ふと、彼女の指が僕から離れる。あともう少しだったのに……。
ルキアちゃんは、スカートの中に手を突っ込んで下着を脱ぐ。折れそうな足を見ていると、すごくムラムラする。

「これから私がいいと言うまで、いくなよ」
「えっ!?」
「ほらっ」

またあの圧迫感。僕は一気に心臓が跳ね上がった。声は唇を噛んで我慢したけれど、また彼女にしがみついてしまった。
抗議しようと思わず顔をあげると、汚いものを見るような瞳に出くわす。
その瞳があまりにきれいで、僕は。

「あっ、ぁ」
「まだだぞ」
「無理、も…」
「駄目だ」

揺れる小さな体にしがみつきながら、また僕は情けなく喘ぐ。
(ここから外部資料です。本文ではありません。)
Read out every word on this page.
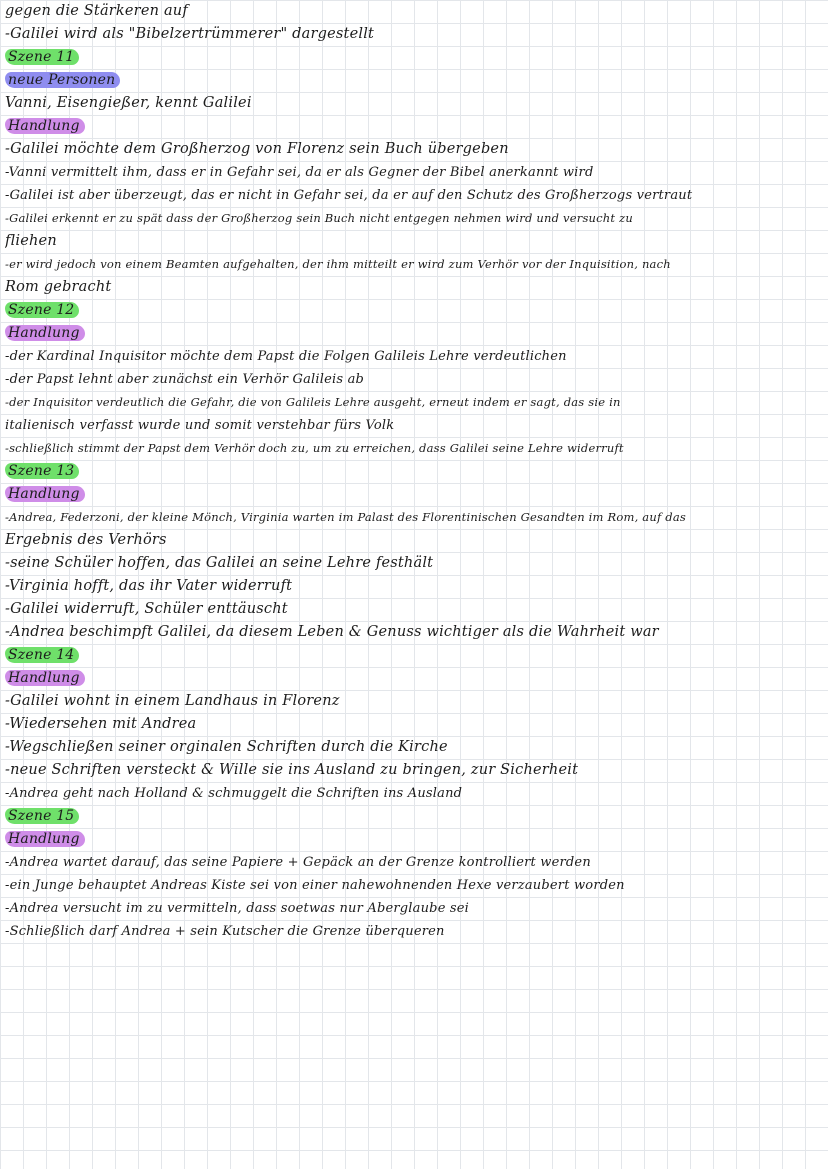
gegen die Stärkeren auf
-Galilei wird als "Bibelzertrümmerer" dargestellt
Szene 11
neue Personen
Vanni, Eisengießer, kennt Galilei
Handlung
-Galilei möchte dem Großherzog von Florenz sein Buch übergeben
-Vanni vermittelt ihm, dass er in Gefahr sei, da er als Gegner der Bibel anerkannt wird
-Galilei ist aber überzeugt, das er nicht in Gefahr sei, da er auf den Schutz des Großherzogs vertraut
-Galilei erkennt er zu spät dass der Großherzog sein Buch nicht entgegen nehmen wird und versucht zu
fliehen
-er wird jedoch von einem Beamten aufgehalten, der ihm mitteilt er wird zum Verhör vor der Inquisition, nach
Rom gebracht
Szene 12
Handlung
-der Kardinal Inquisitor möchte dem Papst die Folgen Galileis Lehre verdeutlichen
-der Papst lehnt aber zunächst ein Verhör Galileis ab
-der Inquisitor verdeutlich die Gefahr, die von Galileis Lehre ausgeht, erneut indem er sagt, das sie in
italienisch verfasst wurde und somit verstehbar fürs Volk
-schließlich stimmt der Papst dem Verhör doch zu, um zu erreichen, dass Galilei seine Lehre widerruft
Szene 13
Handlung
-Andrea, Federzoni, der kleine Mönch, Virginia warten im Palast des Florentinischen Gesandten im Rom, auf das
Ergebnis des Verhörs
-seine Schüler hoffen, das Galilei an seine Lehre festhält
-Virginia hofft, das ihr Vater widerruft
-Galilei widerruft, Schüler enttäuscht
-Andrea beschimpft Galilei, da diesem Leben & Genuss wichtiger als die Wahrheit war
Szene 14
Handlung
-Galilei wohnt in einem Landhaus in Florenz
-Wiedersehen mit Andrea
-Wegschließen seiner orginalen Schriften durch die Kirche
-neue Schriften versteckt & Wille sie ins Ausland zu bringen, zur Sicherheit
-Andrea geht nach Holland & schmuggelt die Schriften ins Ausland
Szene 15
Handlung
-Andrea wartet darauf, das seine Papiere + Gepäck an der Grenze kontrolliert werden
-ein Junge behauptet Andreas Kiste sei von einer nahewohnenden Hexe verzaubert worden
-Andrea versucht im zu vermitteln, dass soetwas nur Aberglaube sei
-Schließlich darf Andrea + sein Kutscher die Grenze überqueren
だって気持ちいいんだもん。
……正直、さっきの「犬」発言だって興奮した。今だって、

「んぅ…ん、んっ」
「そうだそうだ。がんばれ」
「っぅ…んはぁっ…あぁっ…!」

髪を梳く優しい手を感じながら、僕はひたすら放出に耐える。
もうさ、おかしいよね。なんで僕が我慢してるんだよ。普通なら僕がルキアちゃんに我慢するように言うべきじゃない?

「──何だ、考え事か? 随分、余裕、だなっ」
「っひ…!」

ぎゅっと強く締め付けられて、僕は一気にルキアちゃんの中に白濁を放った。…気持ち良すぎて、足が痺れてる。

「はぁっ…あぁ…っ」
「私がいいと言うまでいくなと言ったはずだが?」
「それは、」
「考え事などしているからだ、莫迦が」

ルキアちゃんは吐き捨てるように言った。そしてまた、あの見下した瞳。

「……お前、本当に犬だな」
「へ…?」
「何もせんうちからまたおっ立ておって……盛りのついた畜生か、お前は」

呆れたような、でもどこか満足そうな声でルキアちゃんが言う。
その声に、背筋がゾクゾクして。

「……うん」
「?」
「僕は、君の犬」

さっきの瞳で見下されて、その呆れた声で罵られたい。
もう、中学生だとかそうじゃないとかどうでもいいや。こうやって彼女とできるならそれでいい。
思わず顔を肩に埋めると、そっと頭を撫でてもらった。

「漸く傅いたな。ロリコン」
「その呼び方やめてよ……」

小さくぼやくとくつくつとルキアちゃんが笑った。